Sensitive data flow
Data discovery and data classification are the core of how Bearer CLI identifies sensitive data flows in your codebase.
How does Bearer CLI discover and classify data?
When you run Bearer CLI on a codebase, it discovers and classifies data by identifying patterns in the source code. Specifically, it looks for data types and matches against them. Most importantly, it never views the actual values—but only the code itself.
Bearer CLI supports 120+ data types from sensitive data categories such as Personal Data (PD), Sensitive PD, Personally identifiable information (PII), Personal Health Information (PHI). You can view the full list in the supported data types documentation.
Data Discovery
Discovery is the first step of the process. Bearer CLI uses static code analysis in two ways.
- Analyzing class names, methods, functions, variables, properties, and attributes. It then ties those together to detected data structures. It goes as far as doing variable reconciliation.
- Analyzing data structure definitions files such as OpenAPI, SQL, GraphQL, and Protobuf files.
Data Classification
Bearer CLI next applies pattern matching and heuristics to classify the discovered data. These patterns and heuristics were built by analyzing tens of thousands of pieces of training sets from open-source projects, as well as Bearer's design partners. The heuristics rely heavily on cluster analysis from the retrieved contextual information.
Example 1: Known object representing an individual
Object: User
Attributes:
- id
- name
- email
For this example, Bearer CLI will check whether the data is linked to a person or not. We call this a Known Object. It's an object that we pre-identified as corresponding to an individual. Some common known objects include user, customer, patient, doctor, and many more.
Bearer CLI starts by checking if the detected object matches a known object. In this case, User
matches the common user type.
Next, it applies a set of Known Object Patterns to check if the attributes of the object match any of the supported data types. In this case, id
is classified as a User Identifier, name
as a Full Name, and email
as an Email Address.
Example 2: Unknown object representing an individual
Object: Foo
Attributes:
- id
- first_name
- email
For this example, the object Foo
doesn't match any known object so Bearer CLI can't say with confidence that it represents an individual.
Rather than applying the patterns for known objects, it applies a set of Unknown Object Patterns to check if the attributes match any data types. This pattern set is more conservative, as it has a lower confidence that Foo
represents a person. Once these patterns return a positive result, like they would on first_name
, Bearer CLI will then assume that this object represents an individual. From there, it will apply an extended set of patterns, Unknown Object Extended Patterns, to the remaining attributes to see if they match any data types.

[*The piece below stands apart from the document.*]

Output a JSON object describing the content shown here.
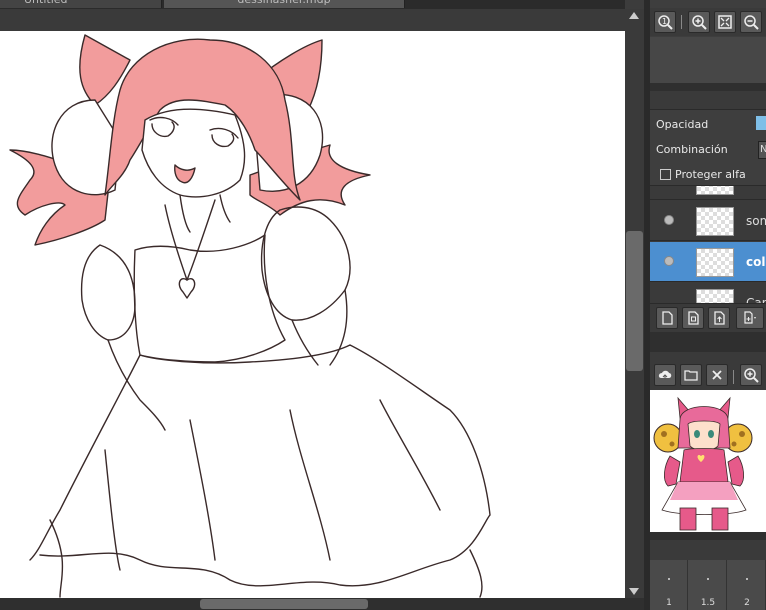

Example 3: Object linked to an individual with known attributes
Object: Comment
Attributes:
- id
- user_id
- message
In this example, Bearer CLI doesn't match Comment
with any known object and the unknown object patterns don't return a positive result. This means it is confident that this object is not an individual.

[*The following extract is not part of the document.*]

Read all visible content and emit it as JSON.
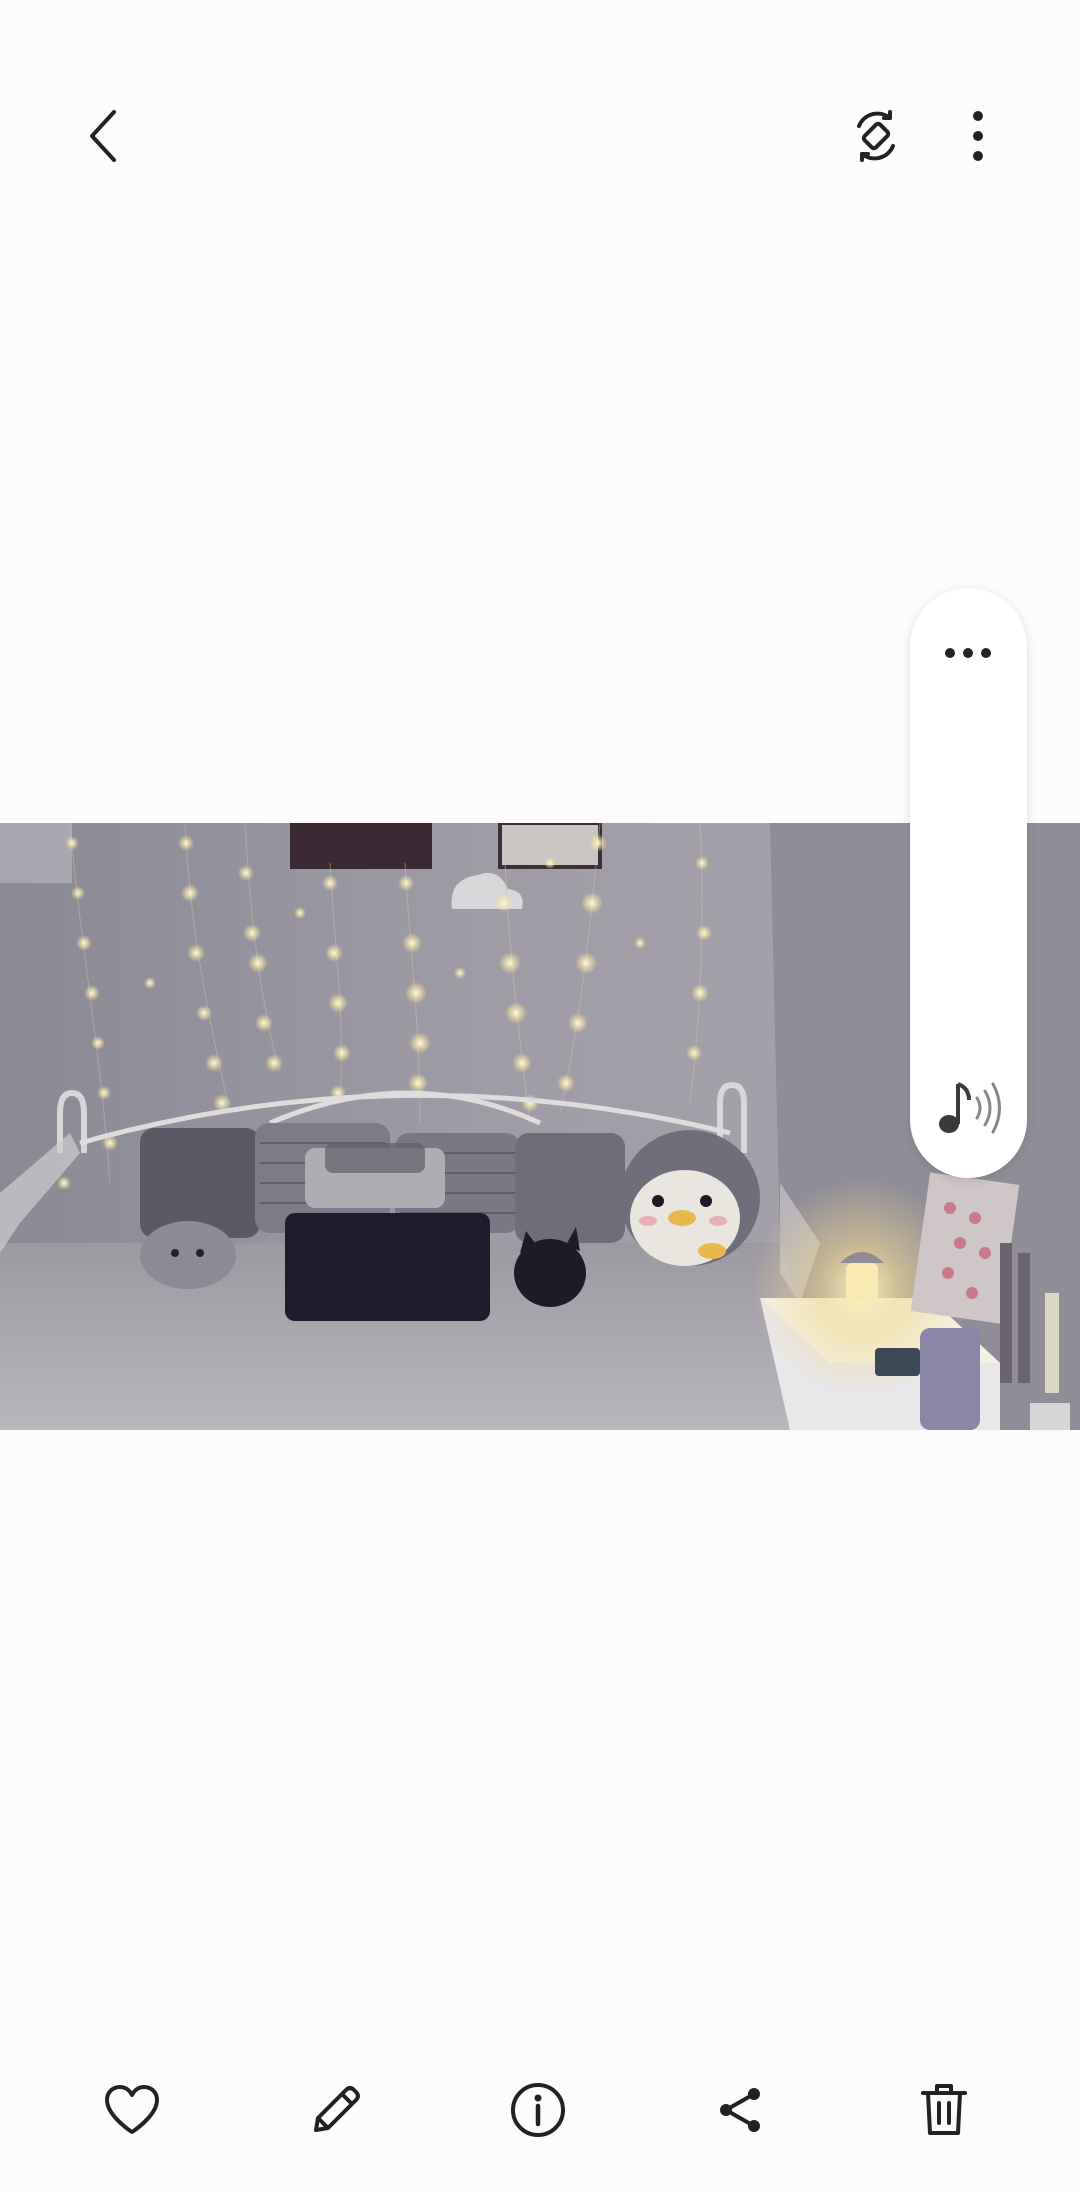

From here, it applies a new set of patterns, called User Identifier Patterns, to the attributes as a means to determine if Comment
is linked to an individual. user_id
returns a positive result which signals to Bearer CLI that the object is linked to an individual.
Bearer CLI will then apply a set of Associated Object Patterns to check if the attributes match a data type. As a result, message
is classified as "Interactions."
Example 4: Object linked to an individual with unknown attributes
Object: Appointment
Attributes:
- Id
- patient_id
- date
- bar
- status
In this example:
- Bearer CLI doesn't match
Appointment
with any known object. - The Unknown Object Patterns return negative results.
- The User Identifier Patterns return positive based on the
patient_id
attribute. - The Associated Object Patterns return negative results.
In other words, Bearer CLI can't match the attributes to a specific data type.
As a last resort, it applies a new set of patterns called Known Data Object Patterns. These attempt to match the object directly to data types, using the attributes as context. In this instance, Bearer CLI understands that the patient_id
is a medical context and therefore classifies the entire object as a "Health record."
Side note on PHI: You can tell Bearer CLI that your code is processing health data, and it will make sure to flag information such as email or first_name as PHI instead of PD. To do so, set the --context
flag to health
.
Each object will then need to be reviewed and classified manually by users. This approach avoids false negatives for sensitive data categories.
How accurate is Bearer CLI's data classification?
Bearer CLI is built with hundreds of patterns for each data type and context object to minimize false positives at the potential expense of missing some true positives.
Our latest tests of unknown data sets yield an accuracy of 93%, or 7% false positives.
You can improve Bearer CLI's detection and classification
Bearer CLI is extensible. Just as you can add specific rules that work for your own needs, you can also new data types, detectors, and classification patterns. Documentation on how to do so is coming soon, but for now, you can browse the repo to see how these are implemented.